Weiter ging die Fahrt durch die wunderschöne Landschaft, Hügel rauf, Hügel runter, bis nach San Gimignano, das uns schon von Weitem mit seiner markanten Silhouette grüßte. Aufgrund der vielen hohen Geschlechtertürme wird San Gimignano auch gerne das „Manhattan der Toskana“ genannt. Wir kamen kurz vor 20 Uhr abends an und tatsächlich war die Stadt vergleichsweise leer: Es war überhaupt kein Problem, einen Parkplatz nahe einem der Stadttore zu bekommen, die mittelalterlichen Gassen und Plätze waren nicht mehr von Touristenmassen verstopft, die Läden bereits am Schließen. Wer gerne auch noch in den Geschäften stöbern möchte, kommt am besten gegen 19 Uhr, ansonsten war unsere Ankunftszeit ideal.

Wir suchten und fanden ein nettes Lokal fürs Abendessen: Das Restaurant gehört zum „Hotel Cistern“, hat seinen Namen offensichtlich von der Piazza della Cisterna, an der es liegt, und existiert angeblich schon seit dem Jahr 1100, als es eine Pilgerherberge war. In jedem Fall hat das Lokal ein schönes Deckengewölbe (siehe Bild oben) und das Essen schmeckte fantastisch!

Danach machten wir einen Spaziergang durch die nächtliche Stadt, die ein ganz eigenes, beinahe mystisches Flair verströmte, überhaupt nicht zu vergleichen mit dem Touristentrubel, der dort tagsüber herrscht.
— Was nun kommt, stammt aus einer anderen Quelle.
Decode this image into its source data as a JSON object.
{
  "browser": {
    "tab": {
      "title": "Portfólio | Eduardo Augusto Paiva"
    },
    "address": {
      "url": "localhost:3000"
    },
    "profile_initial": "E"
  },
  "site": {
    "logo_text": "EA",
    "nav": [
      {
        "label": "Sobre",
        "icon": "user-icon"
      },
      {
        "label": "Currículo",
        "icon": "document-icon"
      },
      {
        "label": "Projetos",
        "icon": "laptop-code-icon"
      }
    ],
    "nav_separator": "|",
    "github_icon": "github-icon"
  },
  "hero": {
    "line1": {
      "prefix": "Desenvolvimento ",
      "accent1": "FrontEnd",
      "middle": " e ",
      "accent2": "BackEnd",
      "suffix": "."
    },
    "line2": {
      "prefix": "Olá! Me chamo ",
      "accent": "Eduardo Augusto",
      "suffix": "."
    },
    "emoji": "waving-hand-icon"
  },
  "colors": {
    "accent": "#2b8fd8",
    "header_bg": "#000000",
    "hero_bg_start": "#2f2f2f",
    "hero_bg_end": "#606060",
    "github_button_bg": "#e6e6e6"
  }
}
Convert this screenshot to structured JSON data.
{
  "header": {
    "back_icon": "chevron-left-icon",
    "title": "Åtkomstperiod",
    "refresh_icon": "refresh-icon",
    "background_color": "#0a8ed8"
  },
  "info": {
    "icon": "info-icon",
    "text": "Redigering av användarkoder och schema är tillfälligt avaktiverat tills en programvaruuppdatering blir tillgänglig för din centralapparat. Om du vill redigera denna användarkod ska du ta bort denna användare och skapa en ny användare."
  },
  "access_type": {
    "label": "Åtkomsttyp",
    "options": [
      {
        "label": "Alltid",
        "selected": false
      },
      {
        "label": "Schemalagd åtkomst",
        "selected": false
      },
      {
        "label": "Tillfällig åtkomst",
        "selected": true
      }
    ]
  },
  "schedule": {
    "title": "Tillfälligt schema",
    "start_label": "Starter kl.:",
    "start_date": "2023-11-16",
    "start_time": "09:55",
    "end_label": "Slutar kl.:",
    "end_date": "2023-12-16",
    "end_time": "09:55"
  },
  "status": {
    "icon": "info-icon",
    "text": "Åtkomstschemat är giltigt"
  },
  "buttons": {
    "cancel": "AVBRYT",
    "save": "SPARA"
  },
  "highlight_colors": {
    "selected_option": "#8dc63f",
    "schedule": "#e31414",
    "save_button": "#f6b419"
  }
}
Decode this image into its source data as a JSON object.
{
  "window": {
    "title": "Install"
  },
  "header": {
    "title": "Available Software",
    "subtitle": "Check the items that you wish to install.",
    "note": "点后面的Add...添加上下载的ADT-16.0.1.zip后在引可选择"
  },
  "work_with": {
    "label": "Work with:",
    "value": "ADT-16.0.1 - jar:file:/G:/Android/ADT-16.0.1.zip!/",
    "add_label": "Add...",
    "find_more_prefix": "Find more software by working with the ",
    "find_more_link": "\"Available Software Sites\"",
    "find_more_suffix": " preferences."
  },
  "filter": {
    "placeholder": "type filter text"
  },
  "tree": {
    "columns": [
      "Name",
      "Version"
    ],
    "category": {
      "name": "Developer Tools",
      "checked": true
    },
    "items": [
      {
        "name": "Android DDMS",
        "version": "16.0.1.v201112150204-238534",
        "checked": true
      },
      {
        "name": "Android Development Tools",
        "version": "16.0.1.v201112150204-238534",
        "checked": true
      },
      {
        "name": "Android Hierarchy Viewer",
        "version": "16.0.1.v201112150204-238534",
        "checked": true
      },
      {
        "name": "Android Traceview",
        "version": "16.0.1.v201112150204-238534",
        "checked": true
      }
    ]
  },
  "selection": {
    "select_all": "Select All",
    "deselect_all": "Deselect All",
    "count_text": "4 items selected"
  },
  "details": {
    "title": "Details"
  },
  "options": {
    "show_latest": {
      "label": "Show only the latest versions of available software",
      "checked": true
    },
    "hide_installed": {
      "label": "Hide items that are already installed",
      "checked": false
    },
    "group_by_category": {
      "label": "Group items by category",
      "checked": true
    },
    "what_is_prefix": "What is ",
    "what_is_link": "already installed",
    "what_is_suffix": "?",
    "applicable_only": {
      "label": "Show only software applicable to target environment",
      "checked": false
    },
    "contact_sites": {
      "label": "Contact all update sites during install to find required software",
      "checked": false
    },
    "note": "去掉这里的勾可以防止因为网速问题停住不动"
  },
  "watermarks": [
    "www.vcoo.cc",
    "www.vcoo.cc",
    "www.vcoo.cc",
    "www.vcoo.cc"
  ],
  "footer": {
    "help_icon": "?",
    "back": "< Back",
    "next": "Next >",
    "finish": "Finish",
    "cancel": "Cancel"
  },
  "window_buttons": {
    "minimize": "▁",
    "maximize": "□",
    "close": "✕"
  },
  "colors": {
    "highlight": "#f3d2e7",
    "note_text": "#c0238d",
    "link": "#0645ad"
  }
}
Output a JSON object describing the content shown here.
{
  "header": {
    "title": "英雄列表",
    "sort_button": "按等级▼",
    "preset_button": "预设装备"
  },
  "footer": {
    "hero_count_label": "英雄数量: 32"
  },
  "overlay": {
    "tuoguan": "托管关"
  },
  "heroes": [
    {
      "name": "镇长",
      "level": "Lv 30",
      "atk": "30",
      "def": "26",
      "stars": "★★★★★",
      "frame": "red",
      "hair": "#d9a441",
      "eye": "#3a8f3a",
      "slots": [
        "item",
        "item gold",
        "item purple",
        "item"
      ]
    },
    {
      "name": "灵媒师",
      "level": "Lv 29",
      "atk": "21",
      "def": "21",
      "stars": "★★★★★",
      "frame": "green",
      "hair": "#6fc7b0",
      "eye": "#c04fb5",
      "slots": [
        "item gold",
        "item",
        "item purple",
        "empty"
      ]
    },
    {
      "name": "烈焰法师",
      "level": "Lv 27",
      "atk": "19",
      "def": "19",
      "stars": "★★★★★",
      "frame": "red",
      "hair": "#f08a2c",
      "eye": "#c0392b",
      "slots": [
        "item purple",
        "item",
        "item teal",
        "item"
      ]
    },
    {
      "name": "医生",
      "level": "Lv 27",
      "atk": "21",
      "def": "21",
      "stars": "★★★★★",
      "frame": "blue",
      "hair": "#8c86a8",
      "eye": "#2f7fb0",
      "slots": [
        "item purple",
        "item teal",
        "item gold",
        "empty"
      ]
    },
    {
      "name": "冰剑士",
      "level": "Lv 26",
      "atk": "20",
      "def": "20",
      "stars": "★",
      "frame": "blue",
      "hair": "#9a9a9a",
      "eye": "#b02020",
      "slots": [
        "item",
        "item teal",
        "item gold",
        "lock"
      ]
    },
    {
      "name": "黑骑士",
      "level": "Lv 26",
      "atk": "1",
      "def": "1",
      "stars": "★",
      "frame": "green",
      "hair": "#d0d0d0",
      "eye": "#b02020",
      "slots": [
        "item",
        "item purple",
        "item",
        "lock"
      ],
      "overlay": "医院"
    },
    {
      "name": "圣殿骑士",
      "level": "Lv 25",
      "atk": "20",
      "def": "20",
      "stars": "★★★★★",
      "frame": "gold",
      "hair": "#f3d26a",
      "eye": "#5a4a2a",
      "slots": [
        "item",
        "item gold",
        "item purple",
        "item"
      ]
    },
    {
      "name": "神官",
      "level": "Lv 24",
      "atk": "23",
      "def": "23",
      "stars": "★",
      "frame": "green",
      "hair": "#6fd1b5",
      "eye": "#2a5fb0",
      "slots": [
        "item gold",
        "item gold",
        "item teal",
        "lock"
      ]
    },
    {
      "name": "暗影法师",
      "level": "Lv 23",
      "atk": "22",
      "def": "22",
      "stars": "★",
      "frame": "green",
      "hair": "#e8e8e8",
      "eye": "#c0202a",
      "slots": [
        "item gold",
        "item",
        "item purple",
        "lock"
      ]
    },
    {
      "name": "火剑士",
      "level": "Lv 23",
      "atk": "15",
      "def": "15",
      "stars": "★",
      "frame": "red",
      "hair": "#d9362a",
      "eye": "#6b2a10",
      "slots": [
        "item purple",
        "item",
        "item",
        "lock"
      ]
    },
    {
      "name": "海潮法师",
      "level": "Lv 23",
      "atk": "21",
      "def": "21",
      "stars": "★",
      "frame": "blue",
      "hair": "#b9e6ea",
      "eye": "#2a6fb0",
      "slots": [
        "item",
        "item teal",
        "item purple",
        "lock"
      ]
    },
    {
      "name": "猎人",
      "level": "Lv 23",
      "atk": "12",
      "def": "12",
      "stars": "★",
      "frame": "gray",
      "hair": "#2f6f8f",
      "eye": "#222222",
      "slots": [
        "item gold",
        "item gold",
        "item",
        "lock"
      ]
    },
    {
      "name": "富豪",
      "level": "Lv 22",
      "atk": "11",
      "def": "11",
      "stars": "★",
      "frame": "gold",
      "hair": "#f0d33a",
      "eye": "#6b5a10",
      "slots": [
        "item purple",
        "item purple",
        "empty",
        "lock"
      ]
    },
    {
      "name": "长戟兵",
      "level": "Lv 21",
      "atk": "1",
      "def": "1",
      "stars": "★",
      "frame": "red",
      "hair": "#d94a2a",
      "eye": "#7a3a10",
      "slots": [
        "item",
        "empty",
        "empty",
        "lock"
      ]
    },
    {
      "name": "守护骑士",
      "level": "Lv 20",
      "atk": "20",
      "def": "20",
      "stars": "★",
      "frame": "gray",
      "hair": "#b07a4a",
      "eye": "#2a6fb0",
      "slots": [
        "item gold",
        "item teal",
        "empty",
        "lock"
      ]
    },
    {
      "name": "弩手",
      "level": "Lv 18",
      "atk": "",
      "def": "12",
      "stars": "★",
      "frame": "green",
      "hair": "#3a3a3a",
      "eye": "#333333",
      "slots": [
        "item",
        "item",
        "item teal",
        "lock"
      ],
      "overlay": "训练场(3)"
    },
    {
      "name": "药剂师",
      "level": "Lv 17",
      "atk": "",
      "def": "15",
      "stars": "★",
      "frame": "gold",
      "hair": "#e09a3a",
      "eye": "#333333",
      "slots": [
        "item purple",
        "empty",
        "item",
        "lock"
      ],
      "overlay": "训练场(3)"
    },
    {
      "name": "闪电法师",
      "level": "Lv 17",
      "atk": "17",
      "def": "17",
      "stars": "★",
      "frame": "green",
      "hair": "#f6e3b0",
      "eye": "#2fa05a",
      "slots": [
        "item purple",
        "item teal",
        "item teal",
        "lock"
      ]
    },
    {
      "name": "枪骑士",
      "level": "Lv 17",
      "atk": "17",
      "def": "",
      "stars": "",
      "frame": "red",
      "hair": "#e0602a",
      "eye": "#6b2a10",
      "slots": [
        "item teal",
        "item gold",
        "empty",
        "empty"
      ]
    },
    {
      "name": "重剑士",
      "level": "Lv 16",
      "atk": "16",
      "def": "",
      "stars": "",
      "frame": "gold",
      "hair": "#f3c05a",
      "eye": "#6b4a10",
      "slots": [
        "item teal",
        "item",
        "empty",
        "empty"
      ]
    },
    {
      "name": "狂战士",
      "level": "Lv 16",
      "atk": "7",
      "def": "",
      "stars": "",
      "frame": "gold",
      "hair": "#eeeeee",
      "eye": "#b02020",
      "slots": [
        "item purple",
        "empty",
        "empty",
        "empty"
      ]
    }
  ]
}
Man fühlt sich direkt ins Mittelalter zurückversetzt und kann sich wunderbar vorstellen, dass die Menschen statt in Jeans und Turnschuhen in mittelalterlichen Gewändern durch die Gassen flanieren. Es gibt in San Gimignano auch ein Museum, das ein Modell der Stadt um das Jahr 1300 zeigt. Allerdings schließt dieses Museum schon um 19 Uhr, so dass wir es leider nicht besuchen konnten. Ein guter Grund, einmal wiederzukommen!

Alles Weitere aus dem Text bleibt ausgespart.